The specifics of Eli Manning's ankle injury, which was requiring him to have surgery Thursday, are not really at issue here. His recovery will be what it will be, and the timetable at this point does not seem as though it will conflict with the significant on-field portion of the New York Giants' offseason program. Those who would panic over Thursday's news are no more or less correct than those who would dismiss it outright.
This is not nothing. The franchise quarterback is being operated on, and there are things he'd normally be doing at this time of the year to prepare for the season that he won't be able to do. But at this point it also does not appear to be something about which to be overly alarmed. If it lingers into June, and the Giants are on the field learning the new offense without Manning, then we can talk about ways in which it might affect the 2014 season. For now, we can give the most durable quarterback in the NFL the benefit of the doubt.
But because Manning is the most durable quarterback in the league, having not missed a game since he got the starter's job as a rookie in 2004, it's worth examining the concept of an Eli Manning injury in general. He doesn't, in any meaningful way, ever have them. Oh, sure, he has played through pain and maybe even an ailment or two that would have sidelined other quarterbacks. But an injury that forces Manning away from the field is not something the Giants have had to confront. Ever.

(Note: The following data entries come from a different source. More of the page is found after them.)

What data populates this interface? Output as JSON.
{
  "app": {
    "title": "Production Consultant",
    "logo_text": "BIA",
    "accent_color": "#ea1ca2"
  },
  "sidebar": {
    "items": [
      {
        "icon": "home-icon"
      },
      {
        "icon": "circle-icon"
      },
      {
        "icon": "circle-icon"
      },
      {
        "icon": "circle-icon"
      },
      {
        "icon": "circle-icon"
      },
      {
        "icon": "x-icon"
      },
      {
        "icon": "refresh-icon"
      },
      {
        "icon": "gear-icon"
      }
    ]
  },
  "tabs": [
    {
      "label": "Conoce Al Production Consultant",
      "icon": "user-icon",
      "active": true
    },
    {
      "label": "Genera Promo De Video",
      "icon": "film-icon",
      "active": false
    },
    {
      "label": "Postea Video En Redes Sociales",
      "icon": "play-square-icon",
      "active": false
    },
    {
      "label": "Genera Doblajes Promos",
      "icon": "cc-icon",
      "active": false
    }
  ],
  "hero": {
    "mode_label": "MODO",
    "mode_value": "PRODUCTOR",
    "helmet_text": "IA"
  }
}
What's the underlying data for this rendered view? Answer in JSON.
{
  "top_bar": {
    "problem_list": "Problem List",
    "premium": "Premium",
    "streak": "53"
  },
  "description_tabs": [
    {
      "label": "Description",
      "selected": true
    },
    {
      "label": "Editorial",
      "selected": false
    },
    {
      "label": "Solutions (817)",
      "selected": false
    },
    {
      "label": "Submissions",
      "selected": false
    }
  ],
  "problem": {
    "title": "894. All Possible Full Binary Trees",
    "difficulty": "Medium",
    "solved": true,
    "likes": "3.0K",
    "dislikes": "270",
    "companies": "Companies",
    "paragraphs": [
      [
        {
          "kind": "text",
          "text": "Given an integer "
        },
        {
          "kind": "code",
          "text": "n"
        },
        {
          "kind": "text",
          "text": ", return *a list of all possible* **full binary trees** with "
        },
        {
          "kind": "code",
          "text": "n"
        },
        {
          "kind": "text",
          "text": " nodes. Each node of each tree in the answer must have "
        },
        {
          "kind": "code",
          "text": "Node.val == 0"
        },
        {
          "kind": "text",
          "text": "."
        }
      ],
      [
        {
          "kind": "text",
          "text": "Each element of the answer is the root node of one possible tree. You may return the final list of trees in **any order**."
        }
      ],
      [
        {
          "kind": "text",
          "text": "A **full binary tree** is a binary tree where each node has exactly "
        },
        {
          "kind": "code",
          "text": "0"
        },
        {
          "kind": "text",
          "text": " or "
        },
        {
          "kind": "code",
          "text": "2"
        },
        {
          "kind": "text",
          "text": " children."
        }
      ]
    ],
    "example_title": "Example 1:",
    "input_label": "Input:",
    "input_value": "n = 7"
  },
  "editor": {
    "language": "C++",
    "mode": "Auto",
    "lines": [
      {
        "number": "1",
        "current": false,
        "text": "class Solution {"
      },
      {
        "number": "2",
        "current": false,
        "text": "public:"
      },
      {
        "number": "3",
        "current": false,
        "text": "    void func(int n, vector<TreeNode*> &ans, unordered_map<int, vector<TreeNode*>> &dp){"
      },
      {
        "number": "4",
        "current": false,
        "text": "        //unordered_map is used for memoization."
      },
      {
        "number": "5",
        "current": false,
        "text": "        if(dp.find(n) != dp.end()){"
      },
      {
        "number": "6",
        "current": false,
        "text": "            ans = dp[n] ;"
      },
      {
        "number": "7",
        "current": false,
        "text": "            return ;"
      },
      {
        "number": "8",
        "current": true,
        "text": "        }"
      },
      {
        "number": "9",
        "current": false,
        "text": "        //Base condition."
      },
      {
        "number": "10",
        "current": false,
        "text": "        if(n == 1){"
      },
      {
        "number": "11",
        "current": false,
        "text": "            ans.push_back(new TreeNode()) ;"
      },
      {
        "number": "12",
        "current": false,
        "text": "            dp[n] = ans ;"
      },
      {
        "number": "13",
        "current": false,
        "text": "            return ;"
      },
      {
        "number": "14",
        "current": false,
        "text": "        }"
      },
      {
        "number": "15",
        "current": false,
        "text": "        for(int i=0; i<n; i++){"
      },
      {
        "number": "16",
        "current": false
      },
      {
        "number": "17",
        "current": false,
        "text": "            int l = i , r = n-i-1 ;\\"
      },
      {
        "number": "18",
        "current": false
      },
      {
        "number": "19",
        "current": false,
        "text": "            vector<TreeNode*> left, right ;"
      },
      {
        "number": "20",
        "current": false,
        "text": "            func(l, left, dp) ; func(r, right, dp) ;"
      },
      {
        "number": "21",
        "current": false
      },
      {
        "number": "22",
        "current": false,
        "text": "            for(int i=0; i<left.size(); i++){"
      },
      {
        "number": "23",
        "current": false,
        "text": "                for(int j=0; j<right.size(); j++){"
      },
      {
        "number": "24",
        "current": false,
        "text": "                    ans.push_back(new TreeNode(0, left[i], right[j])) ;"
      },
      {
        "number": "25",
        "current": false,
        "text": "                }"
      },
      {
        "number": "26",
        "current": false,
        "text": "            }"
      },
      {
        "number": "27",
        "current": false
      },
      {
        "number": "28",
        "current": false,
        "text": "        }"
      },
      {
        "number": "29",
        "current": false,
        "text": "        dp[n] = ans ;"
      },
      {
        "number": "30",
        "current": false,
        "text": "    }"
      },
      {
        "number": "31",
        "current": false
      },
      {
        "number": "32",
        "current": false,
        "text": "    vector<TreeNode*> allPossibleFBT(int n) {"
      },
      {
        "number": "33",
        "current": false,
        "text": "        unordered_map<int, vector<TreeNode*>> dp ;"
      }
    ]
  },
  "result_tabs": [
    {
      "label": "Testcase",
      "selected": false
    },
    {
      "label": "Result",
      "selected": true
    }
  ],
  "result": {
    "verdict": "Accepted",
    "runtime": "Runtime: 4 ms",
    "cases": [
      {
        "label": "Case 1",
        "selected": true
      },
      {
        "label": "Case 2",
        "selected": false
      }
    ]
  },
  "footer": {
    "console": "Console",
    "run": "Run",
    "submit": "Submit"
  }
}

That's important. The Giants make their plans, every year, around the idea that Manning won't miss any time. He doesn't miss games, practices or offseason workouts. He is always there, without exception, and that and his two Super Bowl MVP awards are the reasons he's paid as one of the top quarterbacks in the league. The Giants don't really employ a backup quarterback in the fill-in-starter sense. What they look for in a backup is a good scout team quarterback. Curtis Painter isn't a real option to play if Manning has to miss a bunch of time, and Ryan Nassib remains what he was on draft day last year -- a long-range project who may or may not ever play for them. If Manning were to have to miss games, the Giants would quite honestly have little reason to show up for those games. He's as important to his team as any player in the league, and the key to that importance is the reliability of his health.
Which is why this is a faint-sounding, long-range alarm bell if not a short-range one. Manning is 33, which isn't old by modern NFL quarterback standards but certainly isn't young. There will come a time when he's not able to answer the bell for every single game and every single practice. Whether that time comes this year, next year or five years down the road, it is coming. At some point in the not-too-distant future, the Giants will have to answer questions at quarterback that Manning's reliability has kept them from having to address for the past decade. News that their indestructible franchise quarterback is having surgery is cause to appreciate what Manning has meant to the Giants, and a warning that he won't always be there for them.